Nelson

“Denny, Nelson, and the Dishonourables” by Grenville Phillips II

“Denny, Nelson, and the Dishonourables” by Grenville Phillips II

Nelson

Yesterday (Sat 22 Aug 2020), David Denny led a protest against Nelson’s statue. I promised that I would join Denny, if anyone could provide any credible evidence supporting the claims made against Nelson. No one did.

I have repeatedly stated that if Nelson is really this evil racist enslaver, and white-supremacist mass-murder of 9,000 Barbadian enslaved, as out historians are claiming, then the statue should be destroyed immediately.

Will the Jews tolerate a statue of Hitler in Israel? Will the residents of New York tolerate a statue of Osama bin Laden? Will the American Indians tolerate a statue of Custer on their reservation? Of course not.

Therefore, Nelson’s statue should not put in any museum to be examined, or thrown into the wharf to be retrieved, or sold to be admired by others, but destroyed – completely.

I will personally rent the jack-hammer, and dare the police to stop me from doing what was good and right and honourable. But before I commit myself to that course of action, I simply requested the evidence. None was provided.

When I went looking for the evidence for myself, it seemed that we were all misled – to support an agenda. I thought that historians were ethically bound to honestly analyse the historical record of evidence. They are not supposed to ignore inconvenient parts, and invent things to fit an activist agenda.

THE EVIDENCE.

The actual evidence is that in an age when everyone, including the most ardent abolitionist, was a racist, Nelson appeared to be the rare non-racist. Further, there is no evidence that he enslaved anyone. Rather, he appeared to have freed more slaved outside of North America, than any other person during that era.

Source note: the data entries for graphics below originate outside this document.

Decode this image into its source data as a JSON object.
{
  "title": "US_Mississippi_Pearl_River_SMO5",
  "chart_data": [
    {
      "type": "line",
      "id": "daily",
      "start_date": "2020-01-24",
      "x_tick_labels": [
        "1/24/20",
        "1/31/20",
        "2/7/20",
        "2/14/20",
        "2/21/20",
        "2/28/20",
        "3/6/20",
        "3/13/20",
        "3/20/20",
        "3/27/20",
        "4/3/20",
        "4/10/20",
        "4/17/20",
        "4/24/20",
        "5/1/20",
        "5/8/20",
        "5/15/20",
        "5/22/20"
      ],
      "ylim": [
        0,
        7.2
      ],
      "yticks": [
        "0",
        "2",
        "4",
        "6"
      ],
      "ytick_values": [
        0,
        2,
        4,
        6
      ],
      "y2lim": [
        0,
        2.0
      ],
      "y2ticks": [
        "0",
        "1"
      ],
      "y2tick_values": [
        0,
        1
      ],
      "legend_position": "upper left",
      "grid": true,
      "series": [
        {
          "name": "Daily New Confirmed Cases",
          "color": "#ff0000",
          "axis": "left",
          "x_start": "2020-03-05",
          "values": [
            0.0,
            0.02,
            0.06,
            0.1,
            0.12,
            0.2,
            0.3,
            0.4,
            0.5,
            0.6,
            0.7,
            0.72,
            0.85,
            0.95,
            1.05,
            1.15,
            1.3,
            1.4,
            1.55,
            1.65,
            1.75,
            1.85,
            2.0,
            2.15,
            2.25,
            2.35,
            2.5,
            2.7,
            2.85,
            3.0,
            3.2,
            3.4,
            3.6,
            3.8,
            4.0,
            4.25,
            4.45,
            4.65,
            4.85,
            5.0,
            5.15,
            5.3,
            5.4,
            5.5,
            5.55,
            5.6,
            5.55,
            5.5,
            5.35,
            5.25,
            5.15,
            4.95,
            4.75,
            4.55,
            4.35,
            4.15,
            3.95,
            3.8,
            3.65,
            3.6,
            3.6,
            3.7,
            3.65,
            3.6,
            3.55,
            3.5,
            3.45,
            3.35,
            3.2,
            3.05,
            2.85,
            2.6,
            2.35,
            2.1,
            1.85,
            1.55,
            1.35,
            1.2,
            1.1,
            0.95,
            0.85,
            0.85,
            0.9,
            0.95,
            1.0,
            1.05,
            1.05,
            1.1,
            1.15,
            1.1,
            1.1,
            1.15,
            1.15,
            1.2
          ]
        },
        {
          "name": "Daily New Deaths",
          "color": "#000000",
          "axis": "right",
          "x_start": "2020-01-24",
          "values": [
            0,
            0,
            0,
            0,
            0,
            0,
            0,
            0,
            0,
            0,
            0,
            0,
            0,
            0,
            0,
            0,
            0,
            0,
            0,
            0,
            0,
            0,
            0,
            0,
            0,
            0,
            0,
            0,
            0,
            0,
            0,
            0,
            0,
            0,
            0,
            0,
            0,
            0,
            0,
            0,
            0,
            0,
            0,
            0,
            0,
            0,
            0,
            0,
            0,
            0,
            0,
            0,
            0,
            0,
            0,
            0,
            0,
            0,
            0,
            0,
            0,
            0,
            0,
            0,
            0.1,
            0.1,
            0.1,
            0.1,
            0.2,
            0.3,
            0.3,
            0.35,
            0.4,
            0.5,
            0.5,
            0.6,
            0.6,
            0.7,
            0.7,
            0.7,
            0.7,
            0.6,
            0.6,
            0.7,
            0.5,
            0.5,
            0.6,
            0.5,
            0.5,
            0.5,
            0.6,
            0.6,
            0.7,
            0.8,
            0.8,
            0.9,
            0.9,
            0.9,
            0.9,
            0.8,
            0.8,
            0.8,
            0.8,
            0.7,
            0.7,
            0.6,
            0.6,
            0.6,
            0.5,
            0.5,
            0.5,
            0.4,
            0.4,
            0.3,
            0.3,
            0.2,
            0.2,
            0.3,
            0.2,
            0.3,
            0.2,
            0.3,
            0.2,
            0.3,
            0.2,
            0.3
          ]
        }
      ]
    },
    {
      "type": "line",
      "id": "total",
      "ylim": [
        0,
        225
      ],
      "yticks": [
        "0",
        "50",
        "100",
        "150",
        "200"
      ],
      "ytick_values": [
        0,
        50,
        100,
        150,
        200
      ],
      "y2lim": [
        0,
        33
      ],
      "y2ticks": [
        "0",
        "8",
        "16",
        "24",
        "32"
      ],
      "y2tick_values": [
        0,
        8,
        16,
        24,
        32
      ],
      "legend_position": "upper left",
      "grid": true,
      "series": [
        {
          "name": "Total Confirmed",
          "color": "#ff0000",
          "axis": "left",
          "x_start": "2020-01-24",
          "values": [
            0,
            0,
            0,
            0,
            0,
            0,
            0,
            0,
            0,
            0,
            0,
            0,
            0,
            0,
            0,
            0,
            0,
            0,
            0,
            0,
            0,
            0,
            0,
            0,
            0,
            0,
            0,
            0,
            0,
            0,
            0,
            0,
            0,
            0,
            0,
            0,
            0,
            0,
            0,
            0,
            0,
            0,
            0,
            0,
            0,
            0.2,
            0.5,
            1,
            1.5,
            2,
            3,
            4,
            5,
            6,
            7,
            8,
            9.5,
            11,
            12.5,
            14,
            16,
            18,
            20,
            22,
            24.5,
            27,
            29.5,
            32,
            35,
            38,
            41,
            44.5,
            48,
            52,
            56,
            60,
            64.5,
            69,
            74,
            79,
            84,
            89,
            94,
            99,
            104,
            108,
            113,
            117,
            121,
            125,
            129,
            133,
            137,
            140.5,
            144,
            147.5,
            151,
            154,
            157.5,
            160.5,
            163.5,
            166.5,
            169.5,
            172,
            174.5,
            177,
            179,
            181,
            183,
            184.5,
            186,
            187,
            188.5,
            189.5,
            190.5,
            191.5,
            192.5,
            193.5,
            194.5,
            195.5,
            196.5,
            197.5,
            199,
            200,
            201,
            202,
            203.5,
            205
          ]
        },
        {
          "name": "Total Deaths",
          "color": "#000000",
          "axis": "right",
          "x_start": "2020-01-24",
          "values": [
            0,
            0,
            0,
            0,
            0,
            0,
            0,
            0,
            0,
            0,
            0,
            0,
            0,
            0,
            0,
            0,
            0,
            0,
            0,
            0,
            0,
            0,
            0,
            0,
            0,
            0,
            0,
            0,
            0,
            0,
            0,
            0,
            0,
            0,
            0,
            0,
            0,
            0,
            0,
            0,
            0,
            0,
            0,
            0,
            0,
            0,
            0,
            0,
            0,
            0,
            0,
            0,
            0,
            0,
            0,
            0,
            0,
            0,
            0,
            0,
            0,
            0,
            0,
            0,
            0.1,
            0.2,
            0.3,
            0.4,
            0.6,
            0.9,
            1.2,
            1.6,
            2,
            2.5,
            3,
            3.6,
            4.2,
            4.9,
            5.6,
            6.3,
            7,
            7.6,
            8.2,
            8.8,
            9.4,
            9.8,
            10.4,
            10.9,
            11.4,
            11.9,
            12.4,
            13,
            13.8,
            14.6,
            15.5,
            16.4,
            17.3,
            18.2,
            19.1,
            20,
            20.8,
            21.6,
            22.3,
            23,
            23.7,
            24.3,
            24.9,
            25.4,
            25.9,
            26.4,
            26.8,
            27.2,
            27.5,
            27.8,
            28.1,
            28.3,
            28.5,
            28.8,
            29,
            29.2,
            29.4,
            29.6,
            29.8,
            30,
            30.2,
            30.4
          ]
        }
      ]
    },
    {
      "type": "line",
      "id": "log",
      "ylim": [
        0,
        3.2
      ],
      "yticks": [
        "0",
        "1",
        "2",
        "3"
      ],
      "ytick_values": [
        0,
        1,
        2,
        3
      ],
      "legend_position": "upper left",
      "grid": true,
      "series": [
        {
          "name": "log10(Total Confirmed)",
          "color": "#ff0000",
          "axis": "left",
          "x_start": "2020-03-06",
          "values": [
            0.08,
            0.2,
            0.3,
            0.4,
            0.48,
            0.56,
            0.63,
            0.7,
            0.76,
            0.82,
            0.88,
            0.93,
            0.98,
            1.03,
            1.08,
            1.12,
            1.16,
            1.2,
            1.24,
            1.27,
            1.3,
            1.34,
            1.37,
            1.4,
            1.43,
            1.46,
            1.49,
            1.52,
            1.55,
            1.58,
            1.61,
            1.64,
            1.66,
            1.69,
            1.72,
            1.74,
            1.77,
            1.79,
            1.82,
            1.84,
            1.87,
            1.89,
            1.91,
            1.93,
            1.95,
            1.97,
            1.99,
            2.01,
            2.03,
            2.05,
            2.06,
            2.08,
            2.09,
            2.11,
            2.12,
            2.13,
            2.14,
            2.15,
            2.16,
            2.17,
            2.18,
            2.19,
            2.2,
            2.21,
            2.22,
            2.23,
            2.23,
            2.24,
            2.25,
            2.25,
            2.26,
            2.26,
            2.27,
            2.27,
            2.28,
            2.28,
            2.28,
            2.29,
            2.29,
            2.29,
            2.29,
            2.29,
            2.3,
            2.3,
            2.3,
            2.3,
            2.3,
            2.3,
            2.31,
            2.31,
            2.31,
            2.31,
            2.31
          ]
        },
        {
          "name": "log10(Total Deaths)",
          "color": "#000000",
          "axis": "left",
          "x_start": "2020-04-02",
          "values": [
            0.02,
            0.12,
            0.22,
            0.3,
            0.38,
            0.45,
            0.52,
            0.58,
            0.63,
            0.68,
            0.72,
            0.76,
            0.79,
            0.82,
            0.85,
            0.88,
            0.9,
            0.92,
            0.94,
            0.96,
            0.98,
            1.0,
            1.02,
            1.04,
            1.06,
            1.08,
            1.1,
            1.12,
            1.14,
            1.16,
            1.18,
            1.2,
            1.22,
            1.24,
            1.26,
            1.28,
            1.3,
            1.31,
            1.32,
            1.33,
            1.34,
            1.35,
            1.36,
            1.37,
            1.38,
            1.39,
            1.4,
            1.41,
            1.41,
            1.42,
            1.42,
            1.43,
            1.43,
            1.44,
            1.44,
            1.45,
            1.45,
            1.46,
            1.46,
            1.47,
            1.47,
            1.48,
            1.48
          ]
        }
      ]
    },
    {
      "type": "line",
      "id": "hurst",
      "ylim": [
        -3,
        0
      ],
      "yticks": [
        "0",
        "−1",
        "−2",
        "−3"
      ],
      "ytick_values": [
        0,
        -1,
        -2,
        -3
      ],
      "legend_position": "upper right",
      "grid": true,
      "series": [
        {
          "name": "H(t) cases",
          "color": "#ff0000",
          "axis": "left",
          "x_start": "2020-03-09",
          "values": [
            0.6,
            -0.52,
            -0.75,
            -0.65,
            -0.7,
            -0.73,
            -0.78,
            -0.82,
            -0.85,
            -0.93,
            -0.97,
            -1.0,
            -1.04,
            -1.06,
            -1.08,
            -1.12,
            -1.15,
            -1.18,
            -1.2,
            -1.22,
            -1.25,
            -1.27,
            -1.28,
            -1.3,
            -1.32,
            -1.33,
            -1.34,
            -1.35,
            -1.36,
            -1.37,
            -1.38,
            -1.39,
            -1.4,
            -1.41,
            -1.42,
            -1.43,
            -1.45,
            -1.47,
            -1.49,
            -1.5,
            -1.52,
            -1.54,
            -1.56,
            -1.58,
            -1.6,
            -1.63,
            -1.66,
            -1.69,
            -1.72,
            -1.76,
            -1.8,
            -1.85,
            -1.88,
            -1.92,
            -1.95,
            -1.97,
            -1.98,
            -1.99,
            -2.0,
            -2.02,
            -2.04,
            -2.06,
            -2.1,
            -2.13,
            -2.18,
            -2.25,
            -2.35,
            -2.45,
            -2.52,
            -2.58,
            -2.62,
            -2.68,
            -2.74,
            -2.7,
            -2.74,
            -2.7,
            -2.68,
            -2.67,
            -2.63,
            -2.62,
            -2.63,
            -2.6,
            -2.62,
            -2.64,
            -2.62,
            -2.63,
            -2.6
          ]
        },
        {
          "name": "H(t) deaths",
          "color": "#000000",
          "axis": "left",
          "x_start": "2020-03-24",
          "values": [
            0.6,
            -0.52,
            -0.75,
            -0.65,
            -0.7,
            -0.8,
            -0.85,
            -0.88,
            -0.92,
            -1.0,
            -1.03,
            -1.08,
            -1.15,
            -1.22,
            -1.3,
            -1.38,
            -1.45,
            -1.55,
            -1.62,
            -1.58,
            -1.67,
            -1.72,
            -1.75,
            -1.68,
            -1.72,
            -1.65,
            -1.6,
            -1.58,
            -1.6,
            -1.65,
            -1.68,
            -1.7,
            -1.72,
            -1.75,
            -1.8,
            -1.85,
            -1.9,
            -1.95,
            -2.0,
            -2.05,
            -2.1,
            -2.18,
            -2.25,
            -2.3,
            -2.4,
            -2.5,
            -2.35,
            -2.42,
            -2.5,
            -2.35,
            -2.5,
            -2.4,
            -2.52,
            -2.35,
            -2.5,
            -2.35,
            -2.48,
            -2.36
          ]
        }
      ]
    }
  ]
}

If Barbadian planters and merchants knew of Nelson’s anti-slavery writings, they would probably have opposed erecting the statue. Our historians have easy access to these writings, yet, they still invented a myth of Nelson being a racist enslaver and mass-murder.

The Government has chosen to ignore all the historical evidence, easily available to them, and made policy decisions based on the unsupported agenda-biased fiction of activists. That is bad and wrong – and dishonourable.